Из темноты беззвучно выступила и остановилась на границе отбрасываемого огнем зыбкого светового круга кряжистая, как комель старого дуба, косматая фигура, при виде которой оцепеневшей от испуга княжне почему-то вспомнился языческий бог смерти Карачун.

* * *

Незадолго до того, как княжну Басманову напугало неожиданное появление близ её временного лагеря странного, чтобы не сказать страшного незнакомца, на узкой звериной тропке, что, прихотливо извиваясь, проходила недалеко от поляны, встретились два человека.

Одному из них на вид был около сорока, может быть, сорока пяти лет, хотя на самом деле ему совсем недавно сровнялось тридцать. Коптящий смоляной факел, который он держал в левой руке, освещал заросшее косматой бородою широкое кирпично-красное лицо и расхристанную на волосатой, выпуклой, как наковальня, груди ветхую рубаху, в вырезе которой тускло поблескивал медный крестик на засаленном шнурке. Человек был коренаст и крепок; наполовину истлевшую от грязи и пота рубаху перехватывал широкий кожаный пояс, за который был засунут любовно отточенный топор с лоснящимся, захватанным руками топорищем. Через плечо была перекинута разлохмаченная верёвка, в петлю которой была продета висевшая на боку побитая ржавчиной сабля без ножен. Шапка на человеке была худая и рваная, зато сапоги, коих почти не достигал красноватый свет факела, пришлись бы впору хоть боярину, хоть князю – красные, сафьяновые, с серебряными подковками, они были великоваты своему владельцу, каковое неудобство устранялось при помощи дополнительной портянки. Словом, человек этот выглядел обыкновенным разбойником, и неудивительно: разбойником он и был, причем уже давненько, и малопочтенное сие ремесло естественным порядком наложило неизгладимую печать на его облик.

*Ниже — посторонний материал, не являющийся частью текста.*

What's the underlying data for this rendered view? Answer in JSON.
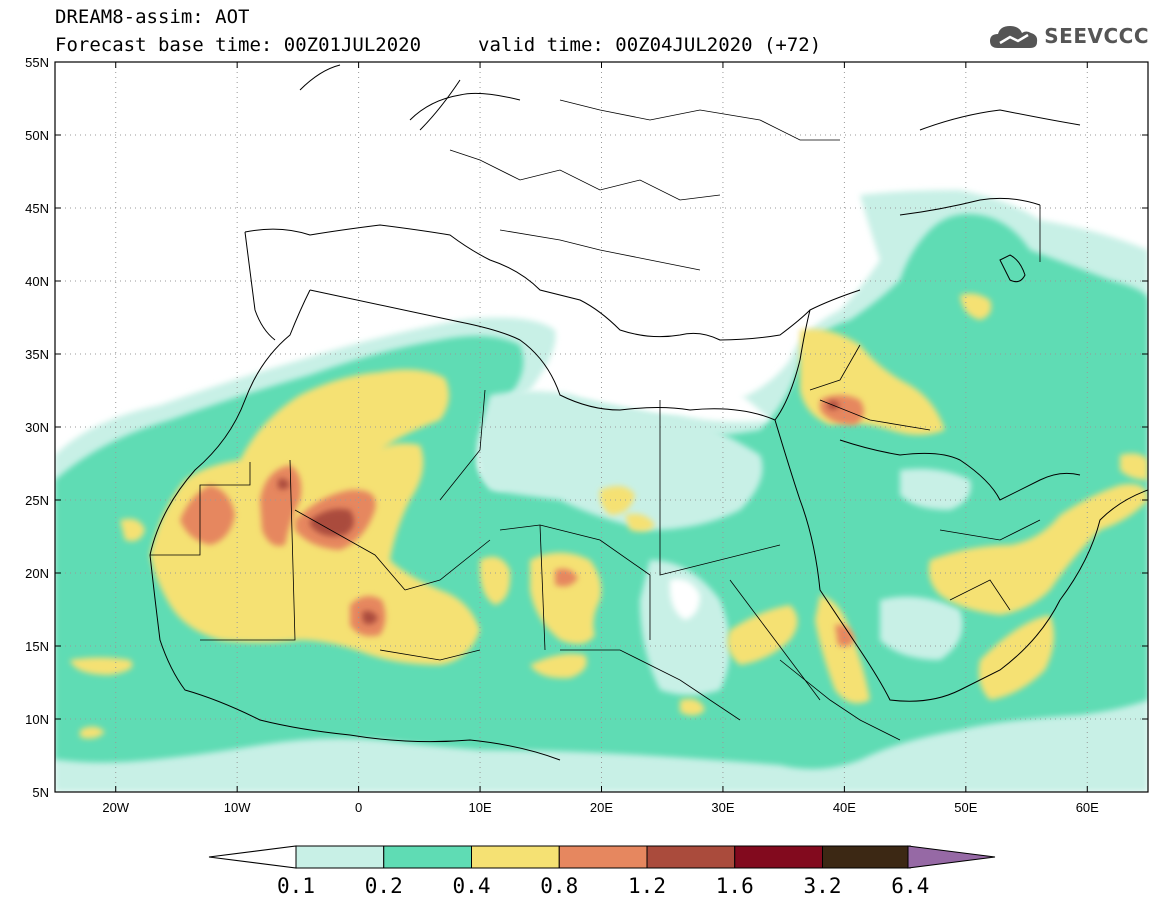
{
  "header": {
    "title": "DREAM8-assim: AOT",
    "base_time": "Forecast base time: 00Z01JUL2020",
    "valid_time": "valid time: 00Z04JUL2020 (+72)"
  },
  "logo": {
    "text": "SEEVCCC",
    "icon": "cloud-icon"
  },
  "map": {
    "lon_range": [
      -25,
      65
    ],
    "lat_range": [
      5,
      55
    ],
    "grid": "dotted",
    "lat_ticks": [
      "55N",
      "50N",
      "45N",
      "40N",
      "35N",
      "30N",
      "25N",
      "20N",
      "15N",
      "10N",
      "5N"
    ],
    "lon_ticks": [
      "20W",
      "10W",
      "0",
      "10E",
      "20E",
      "30E",
      "40E",
      "50E",
      "60E"
    ]
  },
  "colorbar": {
    "labels": [
      "0.1",
      "0.2",
      "0.4",
      "0.8",
      "1.2",
      "1.6",
      "3.2",
      "6.4"
    ],
    "colors": [
      "#ffffff",
      "#c8f0e6",
      "#5fdcb4",
      "#f5e173",
      "#e6875f",
      "#aa4b3c",
      "#820a1e",
      "#3c2814",
      "#9669a5"
    ]
  }
}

Второй был старше лет на десять с хвостиком, а выглядел и вовсе стариком – до тех пор, по крайней мере, пока внимательному наблюдателю не бросалась в глаза недурно замаскированная мешковатой драной рубахой, некоторой сутулостью и, в особенности, длинной и взлохмаченной бородищей мощь богатырской фигуры, над коей оказались не властны ни годы, ни тяжкий труд, ни пережитые лишения. Лицо его пересекал длинный, неправильно сросшийся и оттого уродливый шрам, проходивший прямиком через глаз, так что оставалось только гадать, как это обладатель сего украшения в своё время ухитрился не окриветь. Лохмотья, заменявшие ему рубаху, были перепоясаны куском сплетённой из лыка верёвки; поверх рубахи было надето что-то вроде меховой безрукавки, за поясом торчал большой нож в меховых же ножнах, с рукояткой из лосиного рога. Несмотря на дикую лесную наружность, на разбойника он не походил – для такого сходства ему чего-то недоставало не то в лице, хотя и достаточно безобразном, но словно озарённом каким-то внутренним светом, не то в том, как он разговаривал. Внешность его наводила на мысли не о разбое, а почему-то о нечистой силе, обитавшей в здешних лесах с полузабытых языческих времен – леших, кикиморах, водяных, аукалках.

– Я тебе, Медведь, в третий раз говорю и боле повторять не стану: не замай, – негромко, но с большою внутренней силой втолковывал он человеку с факелом. – Грехов на тебе и без того немало, так что ныне можно и воздержаться.

– Давно ль ты ко мне в духовники-то записался? – Голос Медведя звучал насмешливо, но глаза поблескивали из-под косматых бровей насторожённо и даже боязливо, словно собеседник вызывал у него какие-то опасения. – Ишь, чего удумал – воздержаться! Я бы, может, и воздержался, да уж больно кус лакомый!

– На чужой каравай рот не разевай, – наставительно сказал ему старший. – Сей кус тебе не по зубам. Верно тебе говорю: даже думать забудь, не то после пожалеешь горько.